Rinascente is reborn in Rome’s Piazza Fiume courtesy of design studio 2050+
Rinascente in Piazza Fiume, Rome gets a makeover by Milan-based interdisciplinary design agency 2050+

The Rinascente department store stands on the complex, if not confusing, Piazza Fiume, just outside of Rome’s towering, ancient Aurelian Walls. It was designed by architect duo Franco Albini and Franca Helg between 1957-61 and has long been one of the city’s modernist marvels. So the task of updating the building for today’s exacting retail requirements while keeping the main six floors of shop space open was 'fairly complex on a practical level', says Ippolito Pestellini Laparelli, likening the works to a leopard’s spots. He is founder of 2050+, the Milan-based interdisciplinary design agency that has overseen the revamp and redesign of Rinascente’s distinctive façades as well as the rooftop level and the new lift to service it.

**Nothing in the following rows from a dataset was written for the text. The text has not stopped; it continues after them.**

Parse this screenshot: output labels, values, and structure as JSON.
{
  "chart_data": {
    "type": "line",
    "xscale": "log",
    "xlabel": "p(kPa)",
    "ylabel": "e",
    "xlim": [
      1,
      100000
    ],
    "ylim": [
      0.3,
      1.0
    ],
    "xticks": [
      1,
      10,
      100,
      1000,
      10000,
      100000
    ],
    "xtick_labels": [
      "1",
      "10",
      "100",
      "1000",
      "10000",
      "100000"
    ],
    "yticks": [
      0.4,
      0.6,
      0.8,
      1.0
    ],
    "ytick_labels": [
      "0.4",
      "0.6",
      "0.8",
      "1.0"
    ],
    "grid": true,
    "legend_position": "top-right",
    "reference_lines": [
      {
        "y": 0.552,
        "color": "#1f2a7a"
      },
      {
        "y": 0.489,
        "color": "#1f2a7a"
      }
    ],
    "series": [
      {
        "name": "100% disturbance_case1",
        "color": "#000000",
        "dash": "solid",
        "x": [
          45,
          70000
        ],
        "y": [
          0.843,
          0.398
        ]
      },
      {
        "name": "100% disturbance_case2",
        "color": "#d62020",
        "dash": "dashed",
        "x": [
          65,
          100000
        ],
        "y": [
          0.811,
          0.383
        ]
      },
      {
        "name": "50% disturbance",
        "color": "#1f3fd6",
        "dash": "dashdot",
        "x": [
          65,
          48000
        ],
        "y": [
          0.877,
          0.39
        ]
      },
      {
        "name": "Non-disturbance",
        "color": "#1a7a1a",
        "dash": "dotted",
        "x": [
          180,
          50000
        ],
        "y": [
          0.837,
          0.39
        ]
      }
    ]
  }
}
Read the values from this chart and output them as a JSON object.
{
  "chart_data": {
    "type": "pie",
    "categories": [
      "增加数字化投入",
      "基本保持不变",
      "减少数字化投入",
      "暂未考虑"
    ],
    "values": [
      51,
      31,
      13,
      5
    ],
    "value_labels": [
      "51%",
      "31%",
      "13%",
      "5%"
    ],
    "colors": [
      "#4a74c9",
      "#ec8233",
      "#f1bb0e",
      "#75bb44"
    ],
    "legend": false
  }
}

Redesigning La Rinascente Piaza Fiume
'It is a restoration project,' explains Pestellini Laparelli, 'but restoration of the modern,' emphasising some of elements that straddle the line between reinstating what was in Albini and Helg’s original design, and going further by interpreting their architectural intent and introducing unashamedly new features.
Transparency is a key theme in which 2050+ has gone back to the original drawings, says the architect, who previously was a partner at OMA in Rotterdam. Large shop windows on the ground floor recall the original parallelepiped (sometimes called rhomboid) shaped glass, allowing sight lines straight in (and out) as a way to celebrate the frenetic consumerism taking place. Similarly, Albini and Helg’s glass wall façade exposing the criss-crossing escalators within has been brought back. 'It was a moment when modernism celebrated the flows and the fluxes of people and of things,' says Pestellini Laparelli, 'a sort of celebration of the beginning of globalisation.'
But he is emphatic that this is not a nostalgic restoration project. Indeed, there is much more at play here than reviving the transparency that constant adaptation had obscured over the decades. 'Being modern is about embodying and transforming, rather than simulating an attitude,' reads the studio’s communication of the project, explaining an approach that uses ‘targeted interventions’ to strike a balance between restoration and transformation.
'Modernist maestros such as Albini and Helg had a very dynamic relationship with the past,' continues Pestellini Laparelli, pointing to midcentury contemporaries of the Rinascente designers, studios such as those of Gio Ponti and BBPR. And so 2050+ has installed a new lift to the side of the building that connects the street level directly with a new panoramic top-floor food court and restaurant. The geometry of the shaft structure, says its designer, mimics Albini and Helg’s never-realised car lift to rooftop parking, creating what would have been a building that was ‘a machine for shopping’ (see 1957 model).
Reyner Banham, in his 1969 book The Architecture of the Well-Tempered Environment, describes the Piazza Fiume building as 'a technological architecture for a historical context'. This quintessentially modern typology lends itself to innovation but the harmonious juxtaposition with the surrounding ancient city does not fail to impress to this day. Indeed, perhaps it is the avant-garde nature of Albini and Helg’s design legacy (a young Renzo Piano was Albini’s intern at the time) that had the biggest impact on the current project.
‘Paradoxically our project is uncomplicated in design,’ concludes Pestellini Laparelli, ‘mainly thanks to the sophistication of the original architecture.' Dynamic and without nostalgia, complex while offering simple flexibility, the 2050+ Rinascente revamp, like Albini and Helg’s original project, feels convincingly contemporary.